Llama 3 is released under the Llama 3 Community License. Accept the license and ensure your usage complies with the terms. When deploying via vLLM, use a valid Hugging Face token to download weights at runtime.

Sealos (https://sealos.io) is a cloud operating system that makes Kubernetes accessible. For RAG, it gives you:

  • One-click app deployments (Milvus, your API) via Launchpad
  • Built-in object storage, secrets, domain/SSL management
  • GPU scheduling for LLM inference
  • Multi-tenant workspaces and clear cost boundaries
  • GitOps and YAML support for teams that prefer IaC

This means faster iterations, fewer moving parts, and production-grade reliability without a DevOps marathon.
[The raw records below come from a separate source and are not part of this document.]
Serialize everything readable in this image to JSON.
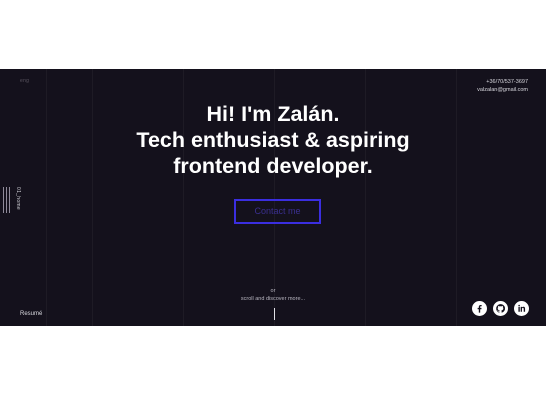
{
  "header": {
    "language": "eng",
    "phone": "+36/70/537-3697",
    "email": "valzalan@gmail.com"
  },
  "sidebar": {
    "label": "01_home"
  },
  "hero": {
    "line1": "Hi! I'm Zalán.",
    "line2": "Tech enthusiast & aspiring",
    "line3": "frontend developer.",
    "contact_button": "Contact me"
  },
  "footer": {
    "resume_link": "Resumé",
    "scroll_or": "or",
    "scroll_text": "scroll and discover more...",
    "social_icons": [
      "facebook-icon",
      "github-icon",
      "linkedin-icon"
    ]
  },
  "colors": {
    "background": "#14111c",
    "accent": "#3b2ee0",
    "text": "#ffffff"
  }
}
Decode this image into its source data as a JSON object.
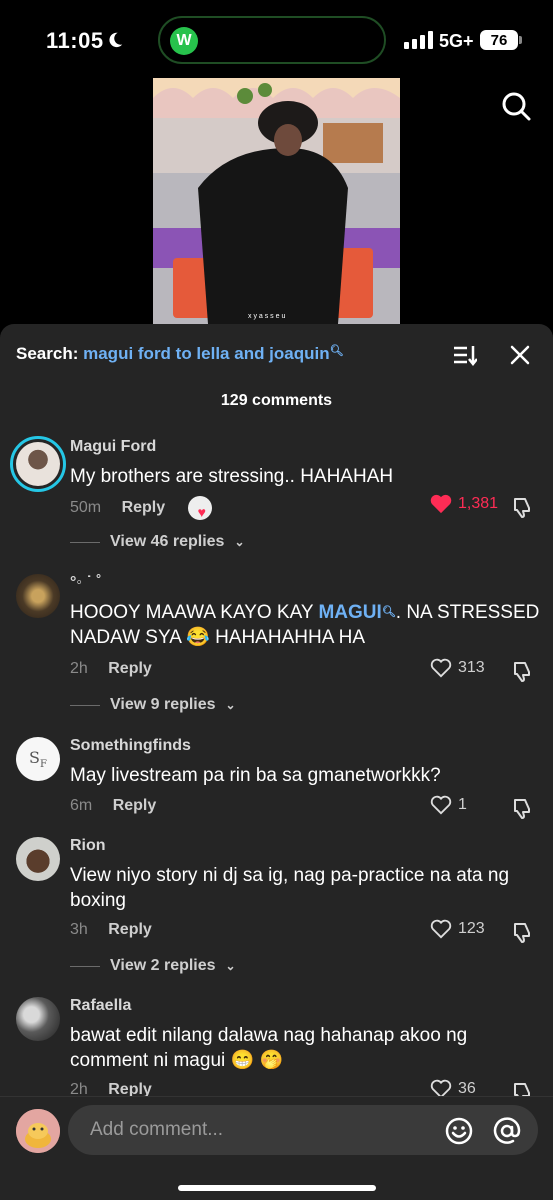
{
  "status_bar": {
    "time": "11:05",
    "network": "5G+",
    "battery": "76",
    "app_badge": "W"
  },
  "video": {
    "watermark": "x y a s s e u"
  },
  "sheet": {
    "search_label": "Search:",
    "search_query": "magui ford to lella and joaquin",
    "comment_count": "129 comments",
    "comments": [
      {
        "author": "Magui Ford",
        "text": "My brothers are stressing.. HAHAHAH",
        "time": "50m",
        "reply_label": "Reply",
        "likes": "1,381",
        "liked": true,
        "view_replies": "View 46 replies"
      },
      {
        "author": "°◦ ˙ ˚",
        "text_before": "HOOOY MAAWA KAYO KAY ",
        "mention": "MAGUI",
        "text_after": ". NA STRESSED NADAW SYA 😂 HAHAHAHHA HA",
        "time": "2h",
        "reply_label": "Reply",
        "likes": "313",
        "view_replies": "View 9 replies"
      },
      {
        "author": "Somethingfinds",
        "text": "May livestream pa rin ba sa gmanetworkkk?",
        "time": "6m",
        "reply_label": "Reply",
        "likes": "1"
      },
      {
        "author": "Rion",
        "text": "View niyo story ni dj sa ig, nag pa-practice na ata ng boxing",
        "time": "3h",
        "reply_label": "Reply",
        "likes": "123",
        "view_replies": "View 2 replies"
      },
      {
        "author": "Rafaella",
        "text": "bawat edit nilang dalawa nag hahanap akoo ng comment ni magui 😁 🤭",
        "time": "2h",
        "reply_label": "Reply",
        "likes": "36"
      }
    ],
    "input_placeholder": "Add comment..."
  },
  "colors": {
    "sheet_bg": "#252525",
    "accent_link": "#6fb1f4",
    "like_red": "#fe2c55"
  }
}
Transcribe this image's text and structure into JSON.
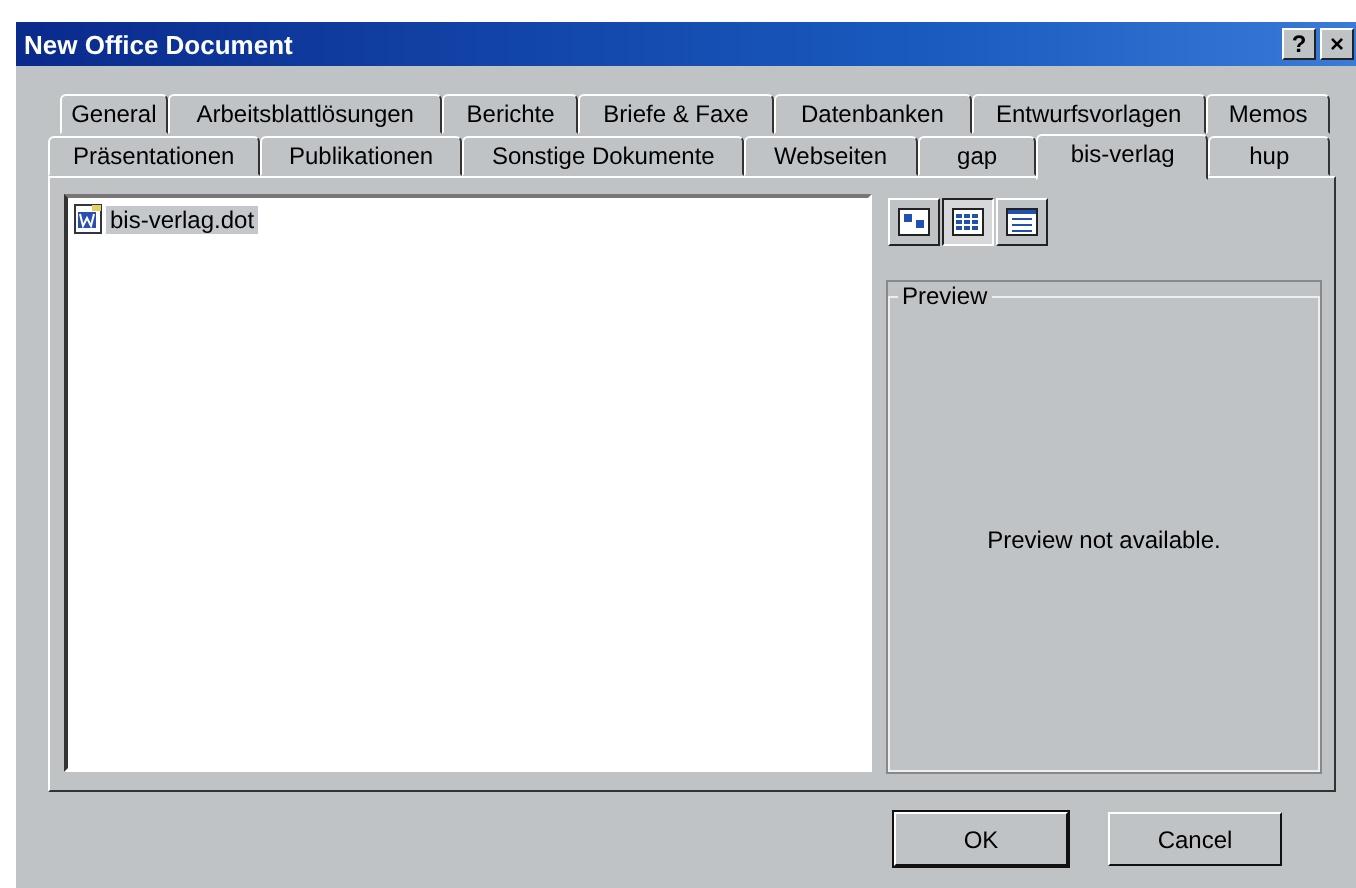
{
  "window": {
    "title": "New Office Document",
    "help_button": "?",
    "close_button": "×"
  },
  "tab_rows": [
    [
      {
        "label": "General",
        "selected": false
      },
      {
        "label": "Arbeitsblattlösungen",
        "selected": false
      },
      {
        "label": "Berichte",
        "selected": false
      },
      {
        "label": "Briefe & Faxe",
        "selected": false
      },
      {
        "label": "Datenbanken",
        "selected": false
      },
      {
        "label": "Entwurfsvorlagen",
        "selected": false
      },
      {
        "label": "Memos",
        "selected": false
      }
    ],
    [
      {
        "label": "Präsentationen",
        "selected": false
      },
      {
        "label": "Publikationen",
        "selected": false
      },
      {
        "label": "Sonstige Dokumente",
        "selected": false
      },
      {
        "label": "Webseiten",
        "selected": false
      },
      {
        "label": "gap",
        "selected": false
      },
      {
        "label": "bis-verlag",
        "selected": true
      },
      {
        "label": "hup",
        "selected": false
      }
    ]
  ],
  "files": [
    {
      "name": "bis-verlag.dot",
      "selected": true
    }
  ],
  "view_buttons": [
    {
      "kind": "large",
      "selected": false
    },
    {
      "kind": "list",
      "selected": true
    },
    {
      "kind": "details",
      "selected": false
    }
  ],
  "preview": {
    "title": "Preview",
    "message": "Preview not available."
  },
  "buttons": [
    "OK",
    "Cancel"
  ]
}
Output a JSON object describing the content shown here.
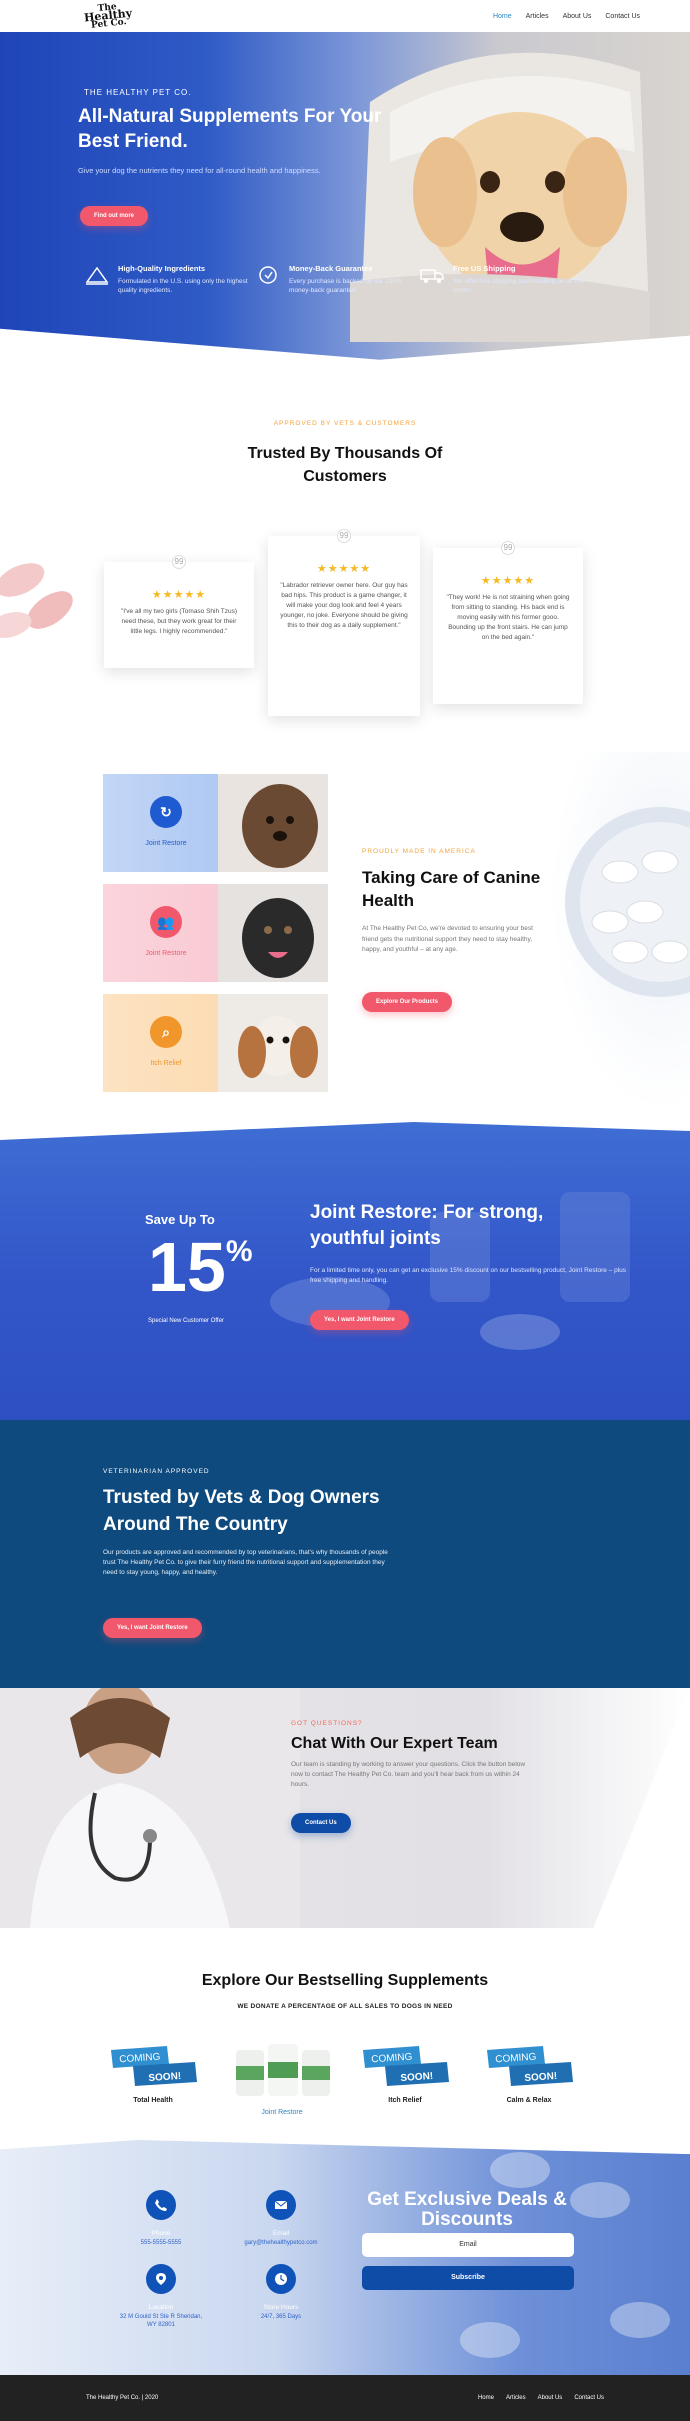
{
  "header": {
    "logo_line1": "The",
    "logo_line2": "Healthy",
    "logo_line3": "Pet Co.",
    "nav": [
      "Home",
      "Articles",
      "About Us",
      "Contact Us"
    ]
  },
  "hero": {
    "kicker": "THE HEALTHY PET CO.",
    "title": "All-Natural Supplements For Your Best Friend.",
    "subtitle": "Give your dog the nutrients they need for all-round health and happiness.",
    "cta": "Find out more",
    "features": [
      {
        "title": "High-Quality Ingredients",
        "text": "Formulated in the U.S. using only the highest quality ingredients."
      },
      {
        "title": "Money-Back Guarantee",
        "text": "Every purchase is backed by our 100% money-back guarantee."
      },
      {
        "title": "Free US Shipping",
        "text": "We offer free shipping and handling on all US orders."
      }
    ]
  },
  "testimonials": {
    "kicker": "APPROVED BY VETS & CUSTOMERS",
    "title": "Trusted By Thousands Of Customers",
    "stars": "★★★★★",
    "quote_mark": "99",
    "items": [
      "\"I've all my two girls (Tomaso Shih Tzus) need these, but they work great for their little legs. I highly recommended.\"",
      "\"Labrador retriever owner here. Our guy has bad hips. This product is a game changer, it will make your dog look and feel 4 years younger, no joke. Everyone should be giving this to their dog as a daily supplement.\"",
      "\"They work! He is not straining when going from sitting to standing. His back end is moving easily with his former gooo. Bounding up the front stairs. He can jump on the bed again.\""
    ]
  },
  "canine": {
    "tiles": [
      {
        "label": "Joint Restore",
        "color": "#1f5bd0",
        "text_color": "#1f5bd0"
      },
      {
        "label": "Joint Restore",
        "color": "#f2586b",
        "text_color": "#f2586b"
      },
      {
        "label": "Itch Relief",
        "color": "#f0962a",
        "text_color": "#f0962a"
      }
    ],
    "kicker": "PROUDLY MADE IN AMERICA",
    "title": "Taking Care of Canine Health",
    "text": "At The Healthy Pet Co, we're devoted to ensuring your best friend gets the nutritional support they need to stay healthy, happy, and youthful – at any age.",
    "cta": "Explore Our Products"
  },
  "promo": {
    "save": "Save Up To",
    "pct": "15",
    "pct_sign": "%",
    "special": "Special New Customer Offer",
    "title": "Joint Restore: For strong, youthful joints",
    "text": "For a limited time only, you can get an exclusive 15% discount on our bestselling product, Joint Restore – plus free shipping and handling.",
    "cta": "Yes, I want Joint Restore"
  },
  "vets": {
    "kicker": "VETERINARIAN APPROVED",
    "title": "Trusted by Vets & Dog Owners Around The Country",
    "text": "Our products are approved and recommended by top veterinarians, that's why thousands of people trust The Healthy Pet Co. to give their furry friend the nutritional support and supplementation they need to stay young, happy, and healthy.",
    "cta": "Yes, I want Joint Restore"
  },
  "expert": {
    "kicker": "GOT QUESTIONS?",
    "title": "Chat With Our Expert Team",
    "text": "Our team is standing by working to answer your questions. Click the button below now to contact The Healthy Pet Co. team and you'll hear back from us within 24 hours.",
    "cta": "Contact Us"
  },
  "bestsellers": {
    "title": "Explore Our Bestselling Supplements",
    "subtitle": "WE DONATE A PERCENTAGE OF ALL SALES TO DOGS IN NEED",
    "coming": "COMING",
    "soon": "SOON!",
    "products": [
      "Total Health",
      "Joint Restore",
      "Itch Relief",
      "Calm & Relax"
    ]
  },
  "deals": {
    "contacts": [
      {
        "label": "Phone",
        "value": "555-5555-5555"
      },
      {
        "label": "Email",
        "value": "gary@thehealthypetco.com"
      },
      {
        "label": "Location",
        "value": "32 M Gould St Ste R Sheridan, WY 82801"
      },
      {
        "label": "Store Hours",
        "value": "24/7, 365 Days"
      }
    ],
    "title": "Get Exclusive Deals & Discounts",
    "email_placeholder": "Email",
    "subscribe": "Subscribe"
  },
  "footer": {
    "copyright": "The Healthy Pet Co. | 2020",
    "links": [
      "Home",
      "Articles",
      "About Us",
      "Contact Us"
    ]
  }
}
You built a fully functional RAG pipeline:

  • Indexed your documents into Milvus with high-quality embeddings
  • Deployed Llama 3 inference via vLLM on GPU
  • Exposed a FastAPI service that performs retrieval and grounded generation
  • Deployed everything on Sealos for an integrated, scalable setup

Key takeaways:

  • RAG is the most practical way to inject domain knowledge into LLMs while reducing hallucinations
  • Milvus provides fast and scalable vector search; choose the right index and embedding model
  • Llama 3 offers strong open-source generation; pair with vLLM for performant serving
  • Sealos simplifies deployment, scaling, and operations so you can focus on product features

Next steps:

  • Add re-ranking for improved retrieval quality
  • Implement response caching and analytics
  • Expand your document loaders (PDF parsing, HTML cleaning, S3 ingestion)
  • Harden security and observability for enterprise environments

With this foundation, you can confidently ship AI assistants that are accurate, auditable, and fast—powered by your data and deployed on a platform designed for cloud-native AI workloads.